The Sadducees (Matthew 22)
The Sadducees were a religious and political sect during the Second Temple period, drawn primarily from the ruling priestly and aristocratic elements in Jewish society. This party controlled the temple worship, and many of its adherents were also members of the supreme Jewish legal council, called the Sanhedrin (Acts 23:6). Two seperate accounts of the Sadducees’ origin link the name of the sect to two different historical figures, both named Zadok.
- The name Sadducee may be derived from Zadok, the high priest in the days of David and Solomon (2 Samuel 8:17, 1 Kings 1:34).
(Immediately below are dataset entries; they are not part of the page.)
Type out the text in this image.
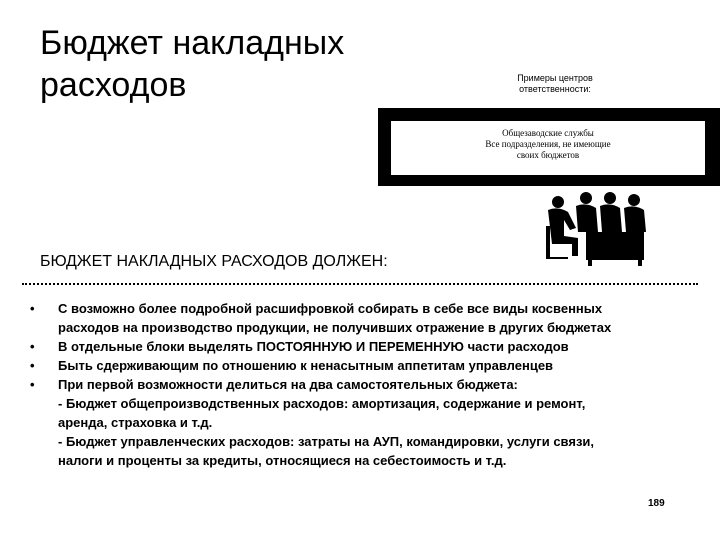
Бюджет накладных
расходов	Примеры центров ответственности:
Общезаводские службы
Все подразделения, не имеющие
своих бюджетов
БЮДЖЕТ НАКЛАДНЫХ РАСХОДОВ ДОЛЖЕН:
• С возможно более подробной расшифровкой собирать в себе все виды косвенных
расходов на производство продукции, не получивших отражение в других бюджетах
• В отдельные блоки выделять ПОСТОЯННУЮ И ПЕРЕМЕННУЮ части расходов
• Быть сдерживающим по отношению к ненасытным аппетитам управленцев
• При первой возможности делиться на два самостоятельных бюджета:
- Бюджет общепроизводственных расходов: амортизация, содержание и ремонт,
аренда, страховка и т.д.
- Бюджет управленческих расходов: затраты на АУП, командировки, услуги связи,
налоги и проценты за кредиты, относящиеся на себестоимость и т.д.
189
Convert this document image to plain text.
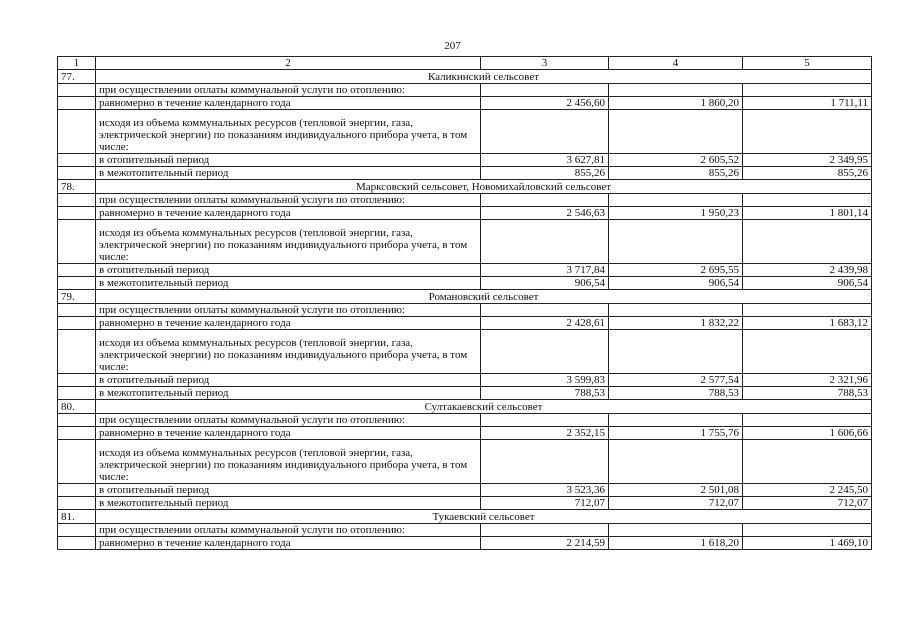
207
1	2	3	4	5
77.	Каликинский сельсовет			
	при осуществлении оплаты коммунальной услуги по отоплению:			
	равномерно в течение календарного года	2 456,60	1 860,20	1 711,11
	исходя из объема коммунальных ресурсов (тепловой энергии, газа, электрической энергии) по показаниям индивидуального прибора учета, в том числе:			
	в отопительный период	3 627,81	2 605,52	2 349,95
	в межотопительный период	855,26	855,26	855,26
78.	Марксовский сельсовет, Новомихайловский сельсовет			
	при осуществлении оплаты коммунальной услуги по отоплению:			
	равномерно в течение календарного года	2 546,63	1 950,23	1 801,14
	исходя из объема коммунальных ресурсов (тепловой энергии, газа, электрической энергии) по показаниям индивидуального прибора учета, в том числе:			
	в отопительный период	3 717,84	2 695,55	2 439,98
	в межотопительный период	906,54	906,54	906,54
79.	Романовский сельсовет			
	при осуществлении оплаты коммунальной услуги по отоплению:			
	равномерно в течение календарного года	2 428,61	1 832,22	1 683,12
	исходя из объема коммунальных ресурсов (тепловой энергии, газа, электрической энергии) по показаниям индивидуального прибора учета, в том числе:			
	в отопительный период	3 599,83	2 577,54	2 321,96
	в межотопительный период	788,53	788,53	788,53
80.	Султакаевский сельсовет			
	при осуществлении оплаты коммунальной услуги по отоплению:			
	равномерно в течение календарного года	2 352,15	1 755,76	1 606,66
	исходя из объема коммунальных ресурсов (тепловой энергии, газа, электрической энергии) по показаниям индивидуального прибора учета, в том числе:			
	в отопительный период	3 523,36	2 501,08	2 245,50
	в межотопительный период	712,07	712,07	712,07
81.	Тукаевский сельсовет			
	при осуществлении оплаты коммунальной услуги по отоплению:			
	равномерно в течение календарного года	2 214,59	1 618,20	1 469,10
In Ezekiel’s vision of restoration, the descendants of this Zadok are entrusted with oversight of the temple worship (Ezekiel 40:46, 43:19, 44:15). Zadok’s descendants did in fact constitute the temple hierarchy down to the second century B.C.
- According to rabbinic tradition, however, the sect of the Sadducees was founded by a disciple of Antigonus of Sokho (ca. 200 B.C.) also named Zadok.
The Sadducees’ major opponents were the Pharisees. Contrary to this rival faction, the Sadducees denied the resurrection of the dead (Matthew 22:23-33, Acts 4:1-2, 23:6-8), the immortality of the soul, the doctrine of reward and punishment and the validity of the oral law (regulations passed down by rabbinic tradition). They accepted as binding only those laws based directly upon the written text of the Pentateuch. It is for this reason that Jesus defended the doctrine of the resurrection to them from the standpoint of Exodus 3:6 rather than from the prophets (Matthew 22:32). The influence of the Sadducees virtually ceased with the destruction of the temple in A.D. 70, leaving postbiblical Judaism to develop along Pharisaic lines. Later rabbinic teaching contains numerous examples and anti-Sadducee propeganda.